1. Flask Development
Reference Document Http://docs.jinkan.org/docs/flask/quickstart.html#a-minimal-application
2, Gunicorn asynchronous, increase service robustness
Basic syntax:
Gunicorn–w process_num–b ip:port–k ' gevent ' Filename:app
# Note: Do not select here –k ' gevent ' is run synchronously
Synchronous deployment:
Gunicorn-b 0.0.0.0:9090 My_service:app
Asynchronous deployment:
Gunicorn-b 0.0.0.0:9090-k gevent My_service:app
After using Gunicorn to deploy the application, the QPS was boosted by a factor of flask compared to the previous one. In the original flask framework, the thread is blocked here due to the request of other interfaces in my interface, which makes the program very easy to feign death. After the switch, the stability has been greatly improved.
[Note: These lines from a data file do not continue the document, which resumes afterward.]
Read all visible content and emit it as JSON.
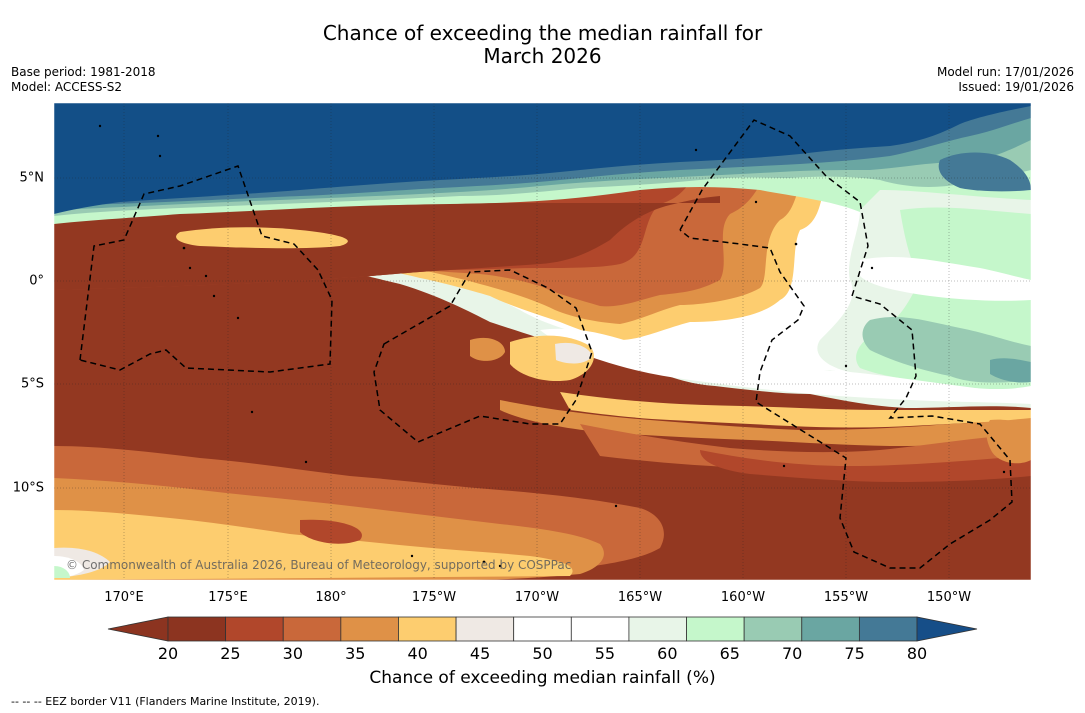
{
  "title_line1": "Chance of exceeding the median rainfall for",
  "title_line2": "March 2026",
  "base_period": "Base period: 1981-2018",
  "model": "Model: ACCESS-S2",
  "model_run": "Model run: 17/01/2026",
  "issued": "Issued: 19/01/2026",
  "copyright": "© Commonwealth of Australia 2026, Bureau of Meteorology, supported by COSPPac",
  "lon_labels": [
    "170°E",
    "175°E",
    "180°",
    "175°W",
    "170°W",
    "165°W",
    "160°W",
    "155°W",
    "150°W"
  ],
  "lat_labels": [
    "5°N",
    "0°",
    "5°S",
    "10°S"
  ],
  "colorbar": {
    "title": "Chance of exceeding median rainfall (%)",
    "ticks": [
      "20",
      "25",
      "30",
      "35",
      "40",
      "45",
      "50",
      "55",
      "60",
      "65",
      "70",
      "75",
      "80"
    ],
    "colors": [
      "#8c3420",
      "#b1472b",
      "#c9683a",
      "#df9147",
      "#fdcd6f",
      "#efe9e4",
      "#ffffff",
      "#ffffff",
      "#e8f5e8",
      "#c5f7cb",
      "#99cbb3",
      "#6aa6a2",
      "#447996"
    ],
    "under_color": "#8c3420",
    "over_color": "#164e88"
  },
  "footnote": "--  --  -- EEZ border V11 (Flanders Marine Institute, 2019).",
  "palette": {
    "deep_blue": "#134f87",
    "blue": "#447996",
    "teal": "#6aa6a2",
    "sage": "#99cbb3",
    "light_green": "#c5f7cb",
    "pale_green": "#e8f5e8",
    "white": "#ffffff",
    "grey_white": "#efe9e4",
    "yellow": "#fdcd6f",
    "orange": "#df9147",
    "dark_orange": "#c9683a",
    "red_brown": "#b1472b",
    "brown": "#933821"
  }
}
3, Supervisor Deployment Monitoring Services
Refer to the following document Www.cnblogs.com/gjack/p/8076419.html
V. Summary
Project to this place, the basic service framework already has. Many places only say the general idea, but the structure is complete. Many of the tools used in this paper, such as Gunicorn's asynchronous, but the principle is not very understanding, but also need to take the effort to learn. Due to the pressure on the line, time tight, many places too late to carefully pondering, there must be a lot of flaws, the back of the leak to check the vacancy.